9: LSTM: The basics

In this notebook, we will learn the basics of a Long Short Term Memory (LSTM) based on Keras, a high-level API for building and training deep learning models, running on top of TensorFlow, an open source platform for machine learning.

We will build a basic LSTM to predict stock prices in the future. The data is provided in your training environment - but in future you can also access it in this github repo.

Contents

  1. Converting and preparing data

  2. A multi-variate LSTM

# Importing the libraries
import numpy as np
import matplotlib.pyplot as plt
import pandas as pd

from sklearn.preprocessing import MinMaxScaler

from tensorflow.keras.models import Sequential
from tensorflow.keras.layers import Dense
from tensorflow.keras.layers import LSTM
from tensorflow.keras.layers import Dropout

plt.style.use('ggplot')

Converting data to sequence structure

One of the critical features of $RNNs$ and $LSTMs$ is that they work on sequences of data. In the lecture notes we saw that the network takes input at a time $t$ and the hiden layer state from $t-1$ and produces an output:

lstms-1

However we may also want to include measured data from further back in time to help with remembering; so we could want input data from $t-1 \cdots t-n$. We might also have more than one channel of input data, this is called the window of the data.

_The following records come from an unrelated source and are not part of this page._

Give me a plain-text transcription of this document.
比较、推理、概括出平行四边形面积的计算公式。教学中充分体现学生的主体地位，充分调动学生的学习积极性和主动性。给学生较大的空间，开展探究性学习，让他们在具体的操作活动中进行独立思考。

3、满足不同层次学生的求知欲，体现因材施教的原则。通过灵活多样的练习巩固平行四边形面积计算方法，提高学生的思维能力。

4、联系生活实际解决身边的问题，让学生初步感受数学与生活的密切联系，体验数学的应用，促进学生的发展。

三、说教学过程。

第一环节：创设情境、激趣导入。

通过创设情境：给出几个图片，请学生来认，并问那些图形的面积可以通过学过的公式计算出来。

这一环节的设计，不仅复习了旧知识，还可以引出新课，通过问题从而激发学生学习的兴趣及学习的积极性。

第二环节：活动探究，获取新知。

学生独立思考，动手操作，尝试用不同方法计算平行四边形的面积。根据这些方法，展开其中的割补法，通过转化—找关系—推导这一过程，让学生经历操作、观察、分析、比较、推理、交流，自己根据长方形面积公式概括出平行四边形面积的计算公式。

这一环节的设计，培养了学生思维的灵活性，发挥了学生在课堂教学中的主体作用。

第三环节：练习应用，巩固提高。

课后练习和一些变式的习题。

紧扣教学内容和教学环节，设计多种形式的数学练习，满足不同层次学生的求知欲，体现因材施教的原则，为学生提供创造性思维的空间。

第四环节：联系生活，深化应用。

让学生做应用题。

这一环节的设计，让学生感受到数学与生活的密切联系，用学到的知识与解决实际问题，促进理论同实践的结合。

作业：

Imagine for example we were predicting stock prices, we could have the history of that stock, but we might also want to know the central bank interest rate, or the strength of one currency relative to another, in this case we have a multi-variate problem. So our input data looks more like:

lstms-2

Also, we might also want to make our $LSTM$ predict more than just one step forward, so we will want to be able to have multiple steps in the output.

We write a function to convert dataframe series into data that is suitable for $LSTM$ training. This function is quite flexible and can be useful in many scenarios, so it is one that you might like to reuse in future if you are training time series models.

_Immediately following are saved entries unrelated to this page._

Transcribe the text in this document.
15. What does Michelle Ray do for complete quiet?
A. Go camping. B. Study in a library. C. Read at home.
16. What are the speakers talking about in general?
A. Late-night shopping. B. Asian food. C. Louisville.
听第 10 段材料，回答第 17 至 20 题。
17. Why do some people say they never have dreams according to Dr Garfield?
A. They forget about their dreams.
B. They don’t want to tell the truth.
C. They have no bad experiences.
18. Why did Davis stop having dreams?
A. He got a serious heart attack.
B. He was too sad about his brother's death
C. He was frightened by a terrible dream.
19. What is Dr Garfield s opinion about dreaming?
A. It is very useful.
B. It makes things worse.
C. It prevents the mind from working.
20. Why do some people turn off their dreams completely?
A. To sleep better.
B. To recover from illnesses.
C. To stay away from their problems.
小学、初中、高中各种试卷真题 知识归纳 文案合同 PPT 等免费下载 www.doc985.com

As input we pass the data as a numpy array. We then also specify how far back in time we wish to look for each prediction n_in, so n_in = 1 means we take just $t$ as input, n_in=2 means we take $t, t-1$ as input and so on. We specify how far into the future we wish to predict, with the n_out variable. n_out=1 means we predict for $t$, n_out=2 means we predict for $t, t+1$ and so on. In addition to the window sizes, we can also select the features (columns in the data) to use with the feature_indices argument.

The series data can be infinitely long while the memory of our LSTM cannot not be infinitely large. Therefore, we need to specify the length of the LSTM, or the timesteps, which is usually much smaller than the total length of the series. The first dimension of the outputs (X and y for TensorFlow) is batch; time-dependency is ignored among the batches (i.e., they can be shuffled).

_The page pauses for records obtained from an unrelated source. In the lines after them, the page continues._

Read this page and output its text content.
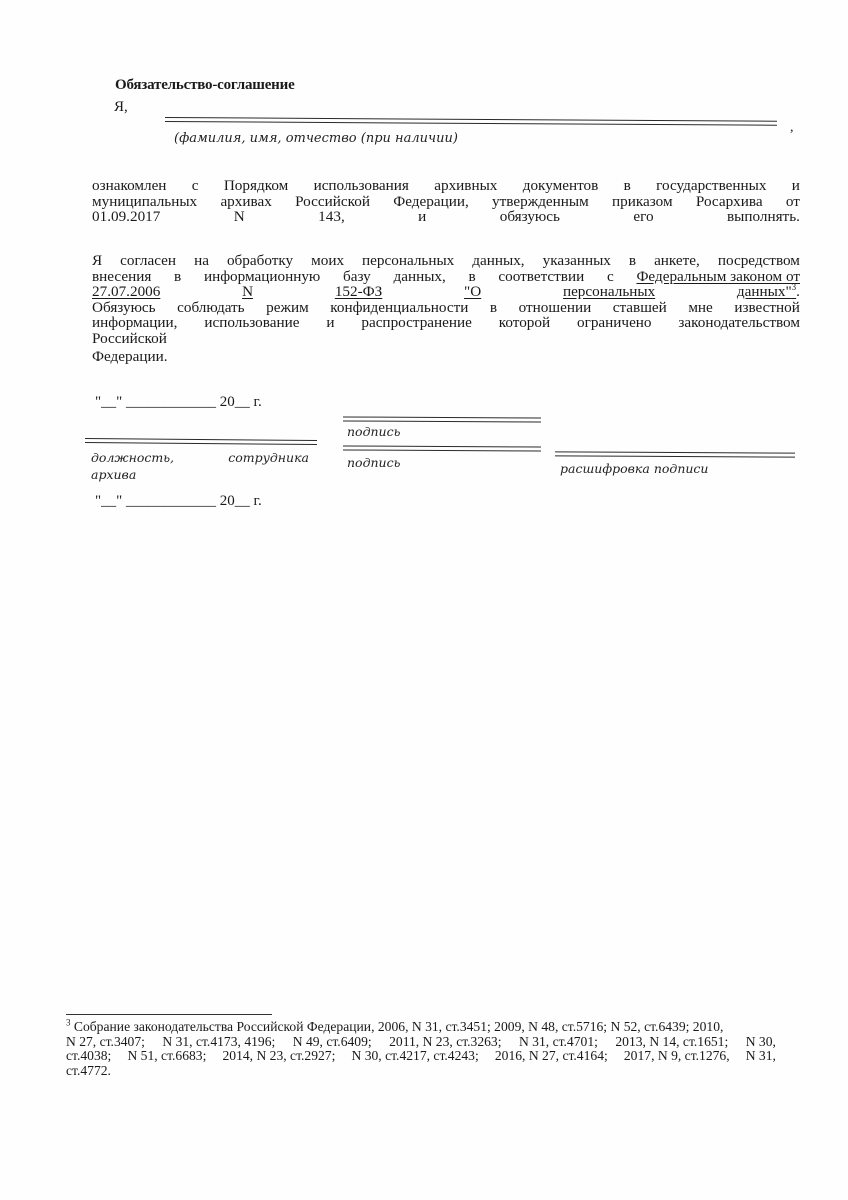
Обязательство-соглашение
Я,
(фамилия, имя, отчество (при наличии)
,
ознакомлен с Порядком использования архивных документов в государственных и
муниципальных архивах Российской Федерации, утвержденным приказом Росархива от
01.09.2017	N	143,	и	обязуюсь	его	выполнять.
Я согласен на обработку моих персональных данных, указанных в анкете, посредством
внесения в информационную базу данных, в соответствии с Федеральным законом от
27.07.2006	N	152-ФЗ	"О	персональных	данных"$^3$.
Обязуюсь соблюдать режим конфиденциальности в отношении ставшей мне известной
информации, использование и распространение которой ограничено законодательством
Российской
Федерации.
"__" ____________ 20__ г.
подпись
должность,	сотрудника
архива
подпись	расшифровка подписи
"__" ____________ 20__ г.
$^3$ Собрание законодательства Российской Федерации, 2006, N 31, ст.3451; 2009, N 48, ст.5716; N 52, ст.6439; 2010,
N 27, ст.3407; N 31, ст.4173, 4196; N 49, ст.6409; 2011, N 23, ст.3263; N 31, ст.4701; 2013, N 14, ст.1651; N 30,
ст.4038; N 51, ст.6683; 2014, N 23, ст.2927; N 30, ст.4217, ст.4243; 2016, N 27, ст.4164; 2017, N 9, ст.1276, N 31,
ст.4772.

def series_to_tensorflow(data, timesteps=10, n_in=1, n_out=1, feature_indices=None):
    """
    Convert a series to tensorflow input.
    Arguments:
       data: Sequence of observations as a 2D NumPy array of shape (n_times, n_features)
       n_in: Window size of input X
       n_out: Window size of output y
       feature_indices: select features by indices; pass None to use all features
       timesteps: timesteps of LSTM
    Returns:
       X and y for tensorflow.keras.layers.LSTM
    """
    # sizes
    n_total_times, n_total_features = data.shape[0], data.shape[1]
    n_batches = n_total_times - timesteps - (n_in - 1) - (n_out - 1)
    
    # feature selection
    if feature_indices is None:
        feature_indices = list(range(n_total_features))
    
    # data
    X = np.zeros((n_batches, timesteps, n_in, len(feature_indices)), dtype='float32')
    y = np.zeros((n_batches, n_out, len(feature_indices)), dtype='float32')
    for i_batch in range(n_batches):
        for i_in in range(n_in):
            X_start = i_batch + i_in
            X[i_batch, :, i_in, :] = data[X_start:X_start + timesteps, feature_indices]
        y_start = i_batch + timesteps + n_in - 1
        y[i_batch, :, :] = data[y_start:y_start + n_out, feature_indices]
    
    # flatten the last two dimensions
    return X.reshape(n_batches, timesteps, -1), y.reshape(n_batches, -1)

A multi-variate LSTM

Importing and treating the data

We first read in our data and inspect it using pandas.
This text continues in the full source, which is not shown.